Anelosimus studiosus is part of the comb-footed spider family, Theridiidae, and can be found throughout much of North and South America, as it is a tropical and temperate spider. A. studiosus exhibit social polymorphism with two behavioral phenotypes; social spiders that live communally, and asocial solitary spiders. Social spiders not only share the same living space, but also share in the duties of brood care and capturing of prey, while asocial spiders live completely alone and will attack other female spiders that encroach its nesting territory. Populations displaying the social phenotype, generally are not found below 30˚ latitude, and the social phenotype becomes increasingly common moving north. Studies suggest that the correlation between a higher frequency of social phenotypes and colder temperatures is due to decreased survival rates amongst mothers and delayed juvenile development in colder temperatures. In other words, it is believed that sociality developed in A. studiosus in order to mitigate fitness costs for offspring should their mother die before the brood is ready to disperse and survive on their own. Despite drastic differences in behavioral phenotypes, both social and asocial spiders readily interbreed and produce viable offspring. Research on the relatedness of the socially polymorphic spider shows that social spiders in any given nest are more closely related genetically than asocial spiders.
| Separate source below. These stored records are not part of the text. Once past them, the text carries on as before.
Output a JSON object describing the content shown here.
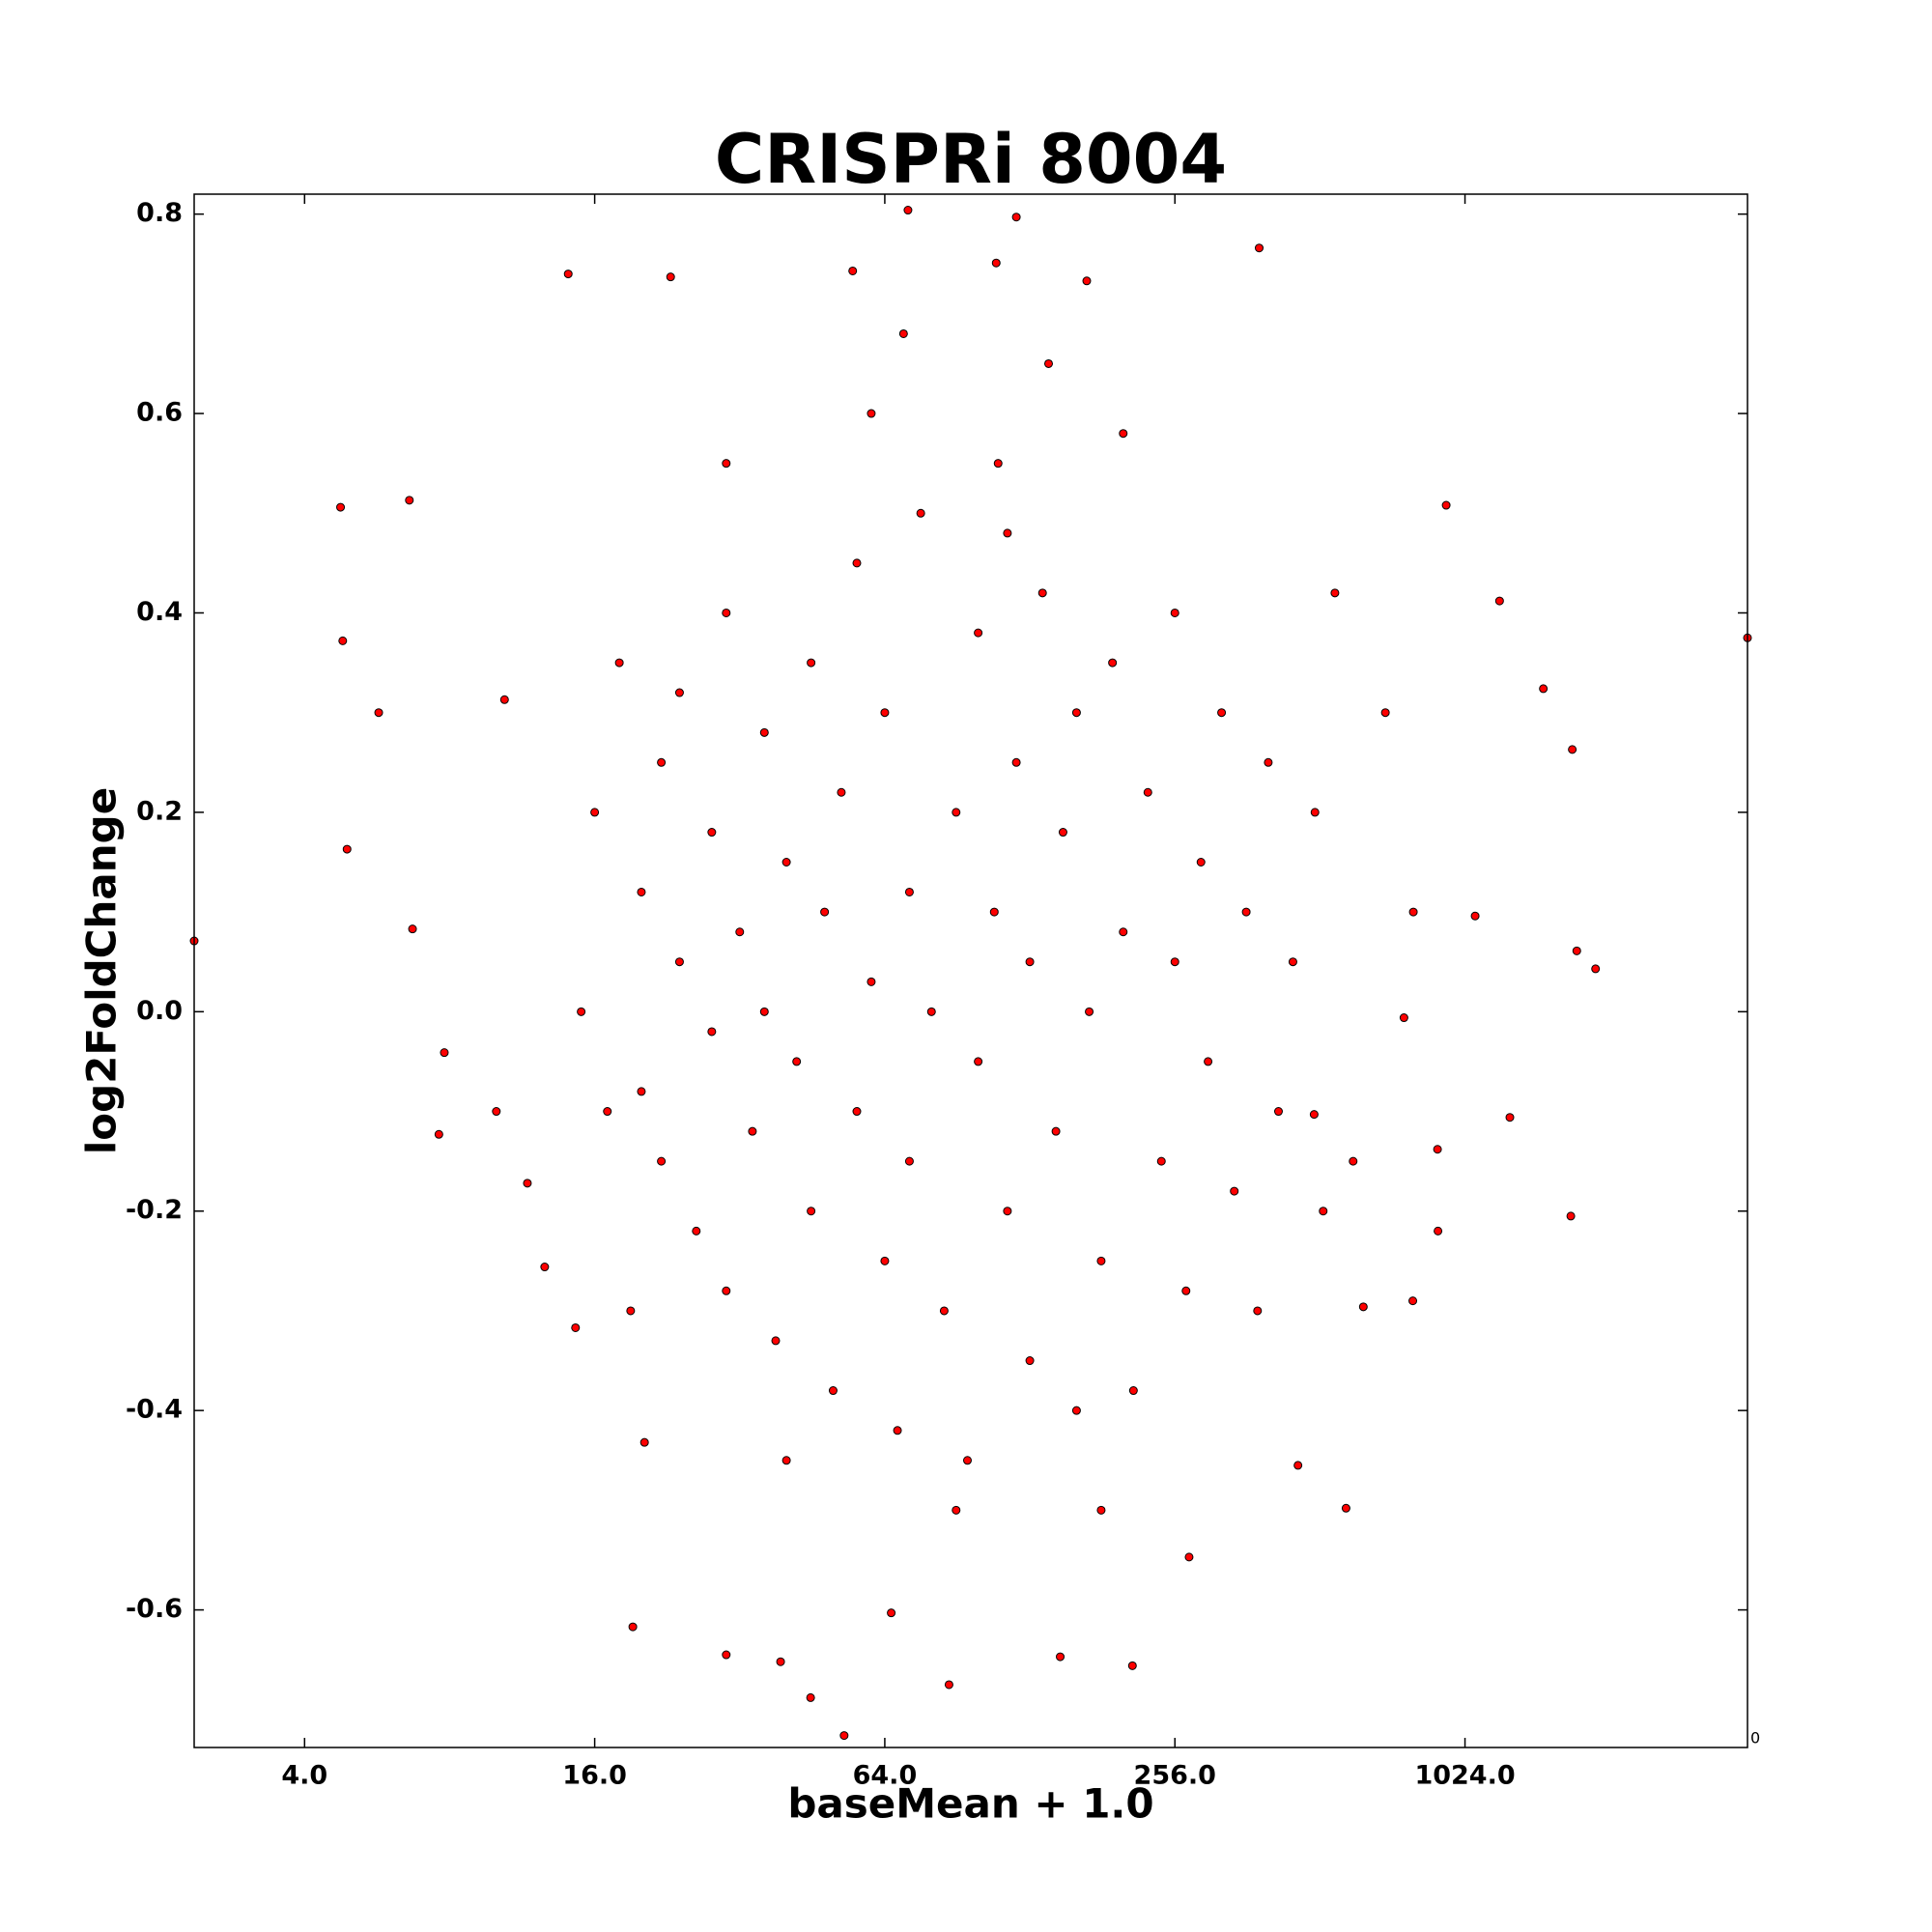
{
  "chart_data": {
    "type": "scatter",
    "title": "CRISPRi 8004",
    "x_label": "baseMean + 1.0",
    "y_label": "log2FoldChange",
    "annotation": "0",
    "xscale": "log2",
    "color": "#ff0000",
    "edge_color": "#000000",
    "xlim": [
      2.36,
      3950
    ],
    "ylim": [
      -0.738,
      0.82
    ],
    "xticks": [
      {
        "value": 4,
        "label": "4.0"
      },
      {
        "value": 16,
        "label": "16.0"
      },
      {
        "value": 64,
        "label": "64.0"
      },
      {
        "value": 256,
        "label": "256.0"
      },
      {
        "value": 1024,
        "label": "1024.0"
      }
    ],
    "yticks": [
      -0.6,
      -0.4,
      -0.2,
      {
        "value": 0,
        "label": "0.0"
      },
      0.2,
      0.4,
      0.6,
      0.8
    ],
    "x": [
      4.75,
      4.8,
      4.9,
      5.7,
      6.6,
      6.7,
      7.6,
      7.8,
      10.4,
      10.0,
      11.6,
      12.6,
      14.1,
      14.6,
      19.2,
      23,
      20.3,
      30,
      38.9,
      44.9,
      52.7,
      54.9,
      71.5,
      87,
      109,
      120,
      168,
      209,
      383,
      580,
      936,
      1208,
      1489,
      1710,
      1911,
      1747,
      1698,
      1269,
      898,
      765,
      630,
      461,
      3950,
      2.36,
      274,
      148,
      66,
      498,
      798,
      1075,
      20,
      20,
      22,
      22,
      24,
      24,
      26,
      28,
      28,
      30,
      30,
      32,
      34,
      36,
      36,
      38,
      40,
      42,
      45,
      45,
      48,
      50,
      52,
      56,
      56,
      60,
      64,
      64,
      68,
      72,
      72,
      76,
      80,
      85,
      90,
      95,
      100,
      100,
      108,
      115,
      115,
      120,
      128,
      128,
      136,
      145,
      150,
      160,
      160,
      170,
      180,
      190,
      200,
      210,
      225,
      240,
      256,
      256,
      270,
      290,
      300,
      320,
      340,
      360,
      380,
      400,
      420,
      450,
      500,
      520,
      18,
      17,
      16,
      15,
      19,
      550,
      600,
      700,
      800,
      900,
      110,
      90,
      60,
      200,
      180,
      40,
      140,
      70,
      30
    ],
    "values": [
      0.506,
      0.372,
      0.163,
      0.3,
      0.513,
      0.083,
      -0.123,
      -0.041,
      0.313,
      -0.1,
      -0.172,
      -0.256,
      0.74,
      -0.317,
      -0.617,
      0.737,
      -0.432,
      -0.645,
      -0.652,
      -0.688,
      -0.726,
      0.743,
      0.804,
      -0.675,
      0.751,
      0.797,
      0.733,
      -0.656,
      0.766,
      -0.498,
      0.508,
      0.412,
      0.324,
      0.263,
      0.043,
      0.061,
      -0.205,
      -0.106,
      -0.138,
      -0.006,
      -0.296,
      -0.455,
      0.375,
      0.071,
      -0.547,
      -0.647,
      -0.603,
      -0.103,
      -0.29,
      0.096,
      0.12,
      -0.08,
      0.25,
      -0.15,
      0.05,
      0.32,
      -0.22,
      0.18,
      -0.02,
      0.4,
      -0.28,
      0.08,
      -0.12,
      0.28,
      0.0,
      -0.33,
      0.15,
      -0.05,
      0.35,
      -0.2,
      0.1,
      -0.38,
      0.22,
      -0.1,
      0.45,
      0.03,
      -0.25,
      0.3,
      -0.42,
      0.12,
      -0.15,
      0.5,
      0.0,
      -0.3,
      0.2,
      -0.45,
      0.38,
      -0.05,
      0.1,
      -0.2,
      0.48,
      0.25,
      -0.35,
      0.05,
      0.42,
      -0.12,
      0.18,
      -0.4,
      0.3,
      0.0,
      -0.25,
      0.35,
      0.08,
      -0.38,
      0.22,
      -0.15,
      0.05,
      0.4,
      -0.28,
      0.15,
      -0.05,
      0.3,
      -0.18,
      0.1,
      -0.3,
      0.25,
      -0.1,
      0.05,
      0.2,
      -0.2,
      0.35,
      -0.1,
      0.2,
      0.0,
      -0.3,
      0.42,
      -0.15,
      0.3,
      0.1,
      -0.22,
      0.55,
      -0.5,
      0.6,
      0.58,
      -0.5,
      -0.45,
      0.65,
      0.68,
      0.55
    ]
  }
}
These findings suggest that social spiders have a lower dispersal distance than asocial spiders. Spiders that are more closely related genetically and display the social phenotype incur a fitness advantage by staying close to the nest and cooperating with their relatives Although the emergence of a social phenotype may increase survival rates of offspring in the short term, research suggests it may cause long-term fitness consequences. Development of a social phenotype ultimately leads to a loss of aggression; meaning social spiders are less likely to fight off predators than their asocial counterparts. Social spiders can produce more young in a shorter period of time than asocial spiders, but when predators are introduced, nests of social spiders suffer high predation. This has been suggested to potentially lead to the extinction of large populations of A. studiosus.